Yıllar
önce bir film seyretmiştim; New York’ta Sonbahar diye… İşte şimdi, Berlin’de
ilk sonbaharımı yaşıyorum, oyuncuları ve senaryosu tamamen diğerinden farklı
olan bir sonbahar bu…
Gökyüzü
oldukça karanlık, yağmur çiseliyor. Bulutlar şehri adeta istila etmiş. Mutfak
penceresini açtığımda bir misafir karşılıyor beni. Hava hüzünlü ve huzurlu; bu
iki birbirinden farklı görünen durumun bir arada nasıl var olabildiğine şaşırıyor
aklım ve kalbim.
Her
şey gerçek olmaktan öyle uzak ki, kırmızıya çalan rengiyle penceremi çalan
minicik yaprağı fark etmekte gecikiyorum. Beşinci kata nasıl çıkabildiğine bir türlü
aklımın ermemesinin yanı sıra, onu bana kimin göndermiş olabileceği bilmecesini
çözemiyorum. Bir mesaj taşıdığı kesin, ama kim bana ne söylemeye çalışıyor
bilmiyorum.
Karşı
binada bir kadına gözüm takılıyor. Sabahın bu erken saatinde kağıtların içine gömülmüş
ve çalışıyormuş gibi görünüyor ilk bakışta. Biraz daha dikkatli bakınca
emzirmekte olduğu bebeğini görüyorum. İlk düşündüğüm kendi bilinçaltımın bana
oynadığı oyunlar oluyor, bilim adamlarının bir nevi, algıda seçicilik dedikleri
şey.

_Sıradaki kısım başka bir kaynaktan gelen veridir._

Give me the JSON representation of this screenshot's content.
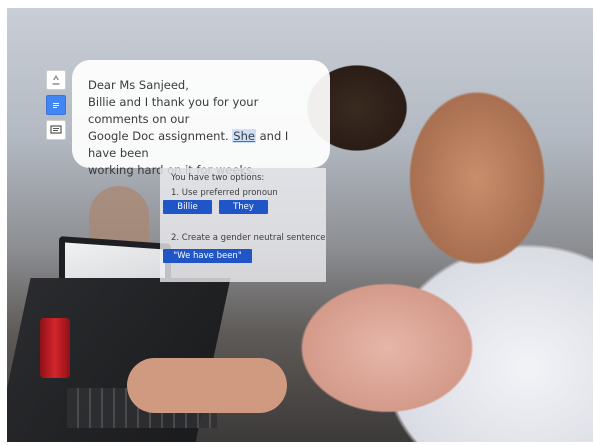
{
  "letter": {
    "greeting": "Dear Ms Sanjeed,",
    "line1": "Billie and I thank you for your comments on our",
    "line2_before": "Google Doc assignment. ",
    "line2_highlight": "She",
    "line2_after": " and I have been",
    "line3": "working hard on it for weeks."
  },
  "suggestions": {
    "intro": "You have two options:",
    "option1": "1. Use preferred pronoun",
    "option1_choices": [
      "Billie",
      "They"
    ],
    "option2": "2. Create a gender neutral sentence",
    "option2_choice": "\"We have been\""
  },
  "icons": [
    "recycle-icon",
    "google-docs-icon",
    "comment-icon"
  ],
  "colors": {
    "accent": "#1f55c7",
    "highlight": "#cde0f7"
  }
}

Kendim için ilk dileğimin çalışmak olmasına rağmen, doğanın bana hazırladığı
rolü de görmezlikten gelemiyor olmam açıklıyor durumu.
Farkındalık
ve her gün yaşanan içsel yolculuklar kadar zor ve hatta kimi zaman acı verici
olabilen bir mücadele. Ben hayır dedikçe, Akdenizli erkek misali daha bir evet
anlıyor yanıtımı. Belki de bu ilişkide ben naz yapan dişiyi oynuyorum, fakat
henüz rolunun farkına varamamış dişi kişi.
(Berlin,
22 Ekim 2005, Sabah yedi suları
Edit: Bir sene sonra, yine sonbahar, yine Berlin… Doğa:0 Ben:1 Geçen zamanın kaç ay veya kaç
yıl olduğundan ziyade yarattığı farklılıkları görmek ilginç!
Bu yazı, ilk defa 16/10/2006 tarihinde havadansudan.azbuz.com’da yayınlandı.